Review: Beauty and the Beast at Nottingham Playhouse

You can’t deny there is an air of sophistication often attached to the Playhouse.

But if you refuse to call the pantomime sophisticated, this production is certainly traditional. There are no cringe-inducing appearances from burnt out Emmerdale stars for a start.

This show manages to achieve a quality other big city pantos have lost: genuine family fun, without segregating the jokes for children and adults in the audience. It’s timeless. And ageless! The storyline, the grotesque dame, audience participation, actors’ ad-lib, it’s all there and perfectly executed. And surely that’s the point of the panto, to meet our expectations? Otherwise how would we know when to shout “Eee’s behind you!”?
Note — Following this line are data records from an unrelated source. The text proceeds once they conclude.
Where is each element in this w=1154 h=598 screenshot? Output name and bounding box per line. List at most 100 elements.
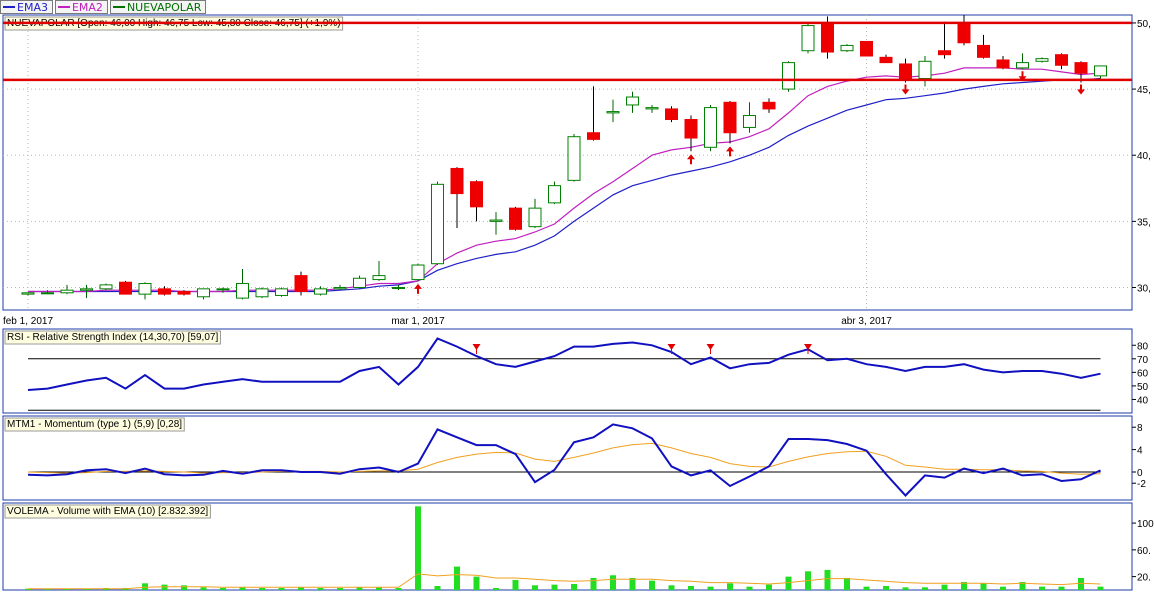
volume-bar bbox=[220, 587, 226, 590]
volume-bar bbox=[181, 585, 187, 590]
candle-body bbox=[860, 40, 873, 57]
candle-body bbox=[840, 44, 854, 52]
candle-body bbox=[411, 264, 425, 281]
candle-body bbox=[645, 107, 659, 110]
candle-body bbox=[431, 183, 444, 265]
volume-bar bbox=[1000, 586, 1006, 590]
candle-body bbox=[801, 25, 815, 52]
volume-bar bbox=[200, 587, 207, 590]
mtm-ytick-label: 8 bbox=[1137, 423, 1143, 434]
price-ytick-label: 30, bbox=[1137, 284, 1151, 295]
candle-body bbox=[626, 96, 639, 106]
legend-item-ema2[interactable]: EMA2 bbox=[54, 0, 108, 14]
candle-body bbox=[1016, 62, 1029, 69]
price-ytick-label: 45, bbox=[1137, 85, 1151, 96]
candle-body bbox=[528, 207, 542, 228]
candle-body bbox=[957, 22, 971, 44]
vol-ytick-label: 60. bbox=[1137, 546, 1151, 557]
legend-item-nuevapolar[interactable]: NUEVAPOLAR bbox=[109, 0, 207, 14]
candle bbox=[255, 287, 269, 299]
candle-body bbox=[314, 288, 327, 295]
rsi-ytick-label: 50 bbox=[1137, 382, 1149, 393]
volume-bar bbox=[883, 585, 889, 590]
candle-body bbox=[899, 63, 912, 79]
candle bbox=[411, 263, 425, 281]
candle-body bbox=[255, 288, 269, 298]
legend-label: EMA2 bbox=[71, 0, 103, 14]
candle-body bbox=[275, 288, 288, 296]
volume-bar bbox=[688, 585, 694, 590]
volume-bar bbox=[824, 569, 831, 590]
rsi-ytick-label: 40 bbox=[1137, 395, 1149, 406]
candle bbox=[509, 206, 522, 231]
volume-bar bbox=[278, 587, 285, 590]
volume-bar bbox=[1058, 586, 1065, 590]
volume-bar bbox=[902, 587, 909, 590]
candle-body bbox=[665, 108, 678, 121]
candle bbox=[99, 283, 113, 291]
legend-swatch bbox=[112, 6, 125, 8]
x-tick-label: abr 3, 2017 bbox=[841, 316, 892, 327]
volume-bar bbox=[785, 576, 792, 590]
price-ytick-label: 35, bbox=[1137, 217, 1151, 228]
candle-body bbox=[1074, 62, 1088, 74]
volume-bar bbox=[415, 506, 421, 590]
volume-bar bbox=[668, 585, 675, 590]
candle bbox=[665, 106, 678, 123]
candle-body bbox=[509, 207, 522, 230]
candle-body bbox=[704, 107, 717, 148]
volume-bar bbox=[1097, 586, 1104, 590]
candle-body bbox=[606, 111, 620, 114]
candle bbox=[704, 104, 717, 152]
candle bbox=[275, 287, 288, 297]
candle-body bbox=[333, 287, 347, 290]
volume-bar bbox=[454, 566, 460, 590]
candle-body bbox=[138, 283, 152, 295]
rsi-ytick-label: 80 bbox=[1137, 341, 1149, 352]
volume-bar bbox=[844, 577, 850, 590]
candle-body bbox=[879, 56, 893, 64]
candle-body bbox=[80, 288, 93, 291]
candle-body bbox=[489, 219, 503, 222]
volume-bar bbox=[142, 583, 148, 590]
candle-body bbox=[353, 277, 366, 289]
price-ytick-label: 50, bbox=[1137, 19, 1151, 30]
candle-body bbox=[567, 136, 581, 181]
x-tick-label: mar 1, 2017 bbox=[391, 316, 445, 327]
candle-body bbox=[294, 275, 308, 292]
candle-body bbox=[177, 290, 191, 295]
candle-body bbox=[158, 288, 171, 295]
rsi-ytick-label: 70 bbox=[1137, 355, 1149, 366]
volume-bar bbox=[259, 587, 265, 590]
chart-area: NUEVAPOLAR [Open: 46,00 High: 46,75 Low:… bbox=[2, 14, 1154, 591]
candle-body bbox=[450, 167, 464, 195]
candle-body bbox=[996, 59, 1010, 69]
volume-bar bbox=[532, 585, 538, 590]
volume-bar bbox=[493, 587, 499, 590]
candle bbox=[782, 61, 795, 92]
volume-bar bbox=[863, 586, 870, 590]
volume-bar bbox=[766, 584, 772, 590]
candle bbox=[431, 181, 444, 266]
candle-body bbox=[548, 185, 561, 204]
mtm-ytick-label: 4 bbox=[1137, 446, 1143, 457]
candle-body bbox=[197, 288, 210, 298]
legend-swatch bbox=[57, 6, 70, 8]
candle bbox=[801, 21, 815, 54]
candle-body bbox=[236, 283, 249, 299]
legend: EMA3 EMA2 NUEVAPOLAR bbox=[0, 0, 208, 14]
volume-bar bbox=[649, 580, 655, 590]
vol-ytick-label: 20. bbox=[1137, 573, 1151, 584]
volume-bar bbox=[512, 579, 519, 590]
volume-bar bbox=[161, 584, 168, 590]
candle-body bbox=[762, 101, 776, 110]
volume-bar bbox=[590, 577, 597, 590]
legend-item-ema3[interactable]: EMA3 bbox=[0, 0, 53, 14]
candle bbox=[860, 40, 873, 57]
candle-body bbox=[821, 22, 834, 53]
volume-bar bbox=[551, 584, 558, 590]
candle bbox=[119, 280, 132, 295]
candle-body bbox=[977, 44, 990, 58]
candle-body bbox=[60, 289, 74, 294]
rsi-panel-label: RSI - Relative Strength Index (14,30,70)… bbox=[7, 332, 218, 343]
It’s director/writer Kenneth Alan Taylor’s 26th consecutive pantomime at the playhouse, and one certainly gets the feeling he could do the 27th with his eyes closed.

The story is Beauty and the Beast, complete with two ugly sisters reminiscent of quaint Lancastrian women in Wallace and Gromit, with Playhouse regular John Elkington brilliantly suited as ‘The Dame’.

In a purely technical sense, I guarantee this production is a visual pleasure for theatre design students (call it ‘research’ if you need an excuse!).  The set is magical. It combines the traditional home-made feel of painted cardboard settings with impressive and technically accomplished built-up sets, such as the grand interior of the Beast’s house. There is even a scene presented behind a screen using beautifully choreographed shadow puppetry.

The costumes are also gorgeous. These are not the usual circus performer ensembles or fancy dress shop panto outfits you may be used to seeing. These are couture fashions!

On music, there are a few love songs and home grown solos mainly sung by the protagonist, Belle. But for the most, expect a bigger helping of songs designed for the audience sing-a-long to. ‘I Love Rock ‘n’ Roll’, ‘The Teddybears Picnic’ and even a snippet Pussycat Dolls seemed to get the crowds chanting along.

And if it all sounds a bit full-on, there are occasional sedate interludes of dancing tea cups and various crockery, played out like a lullaby with live music to match.  And amongst all that, what could be more traditional than buying an ice-cream pot from the vendor during interval?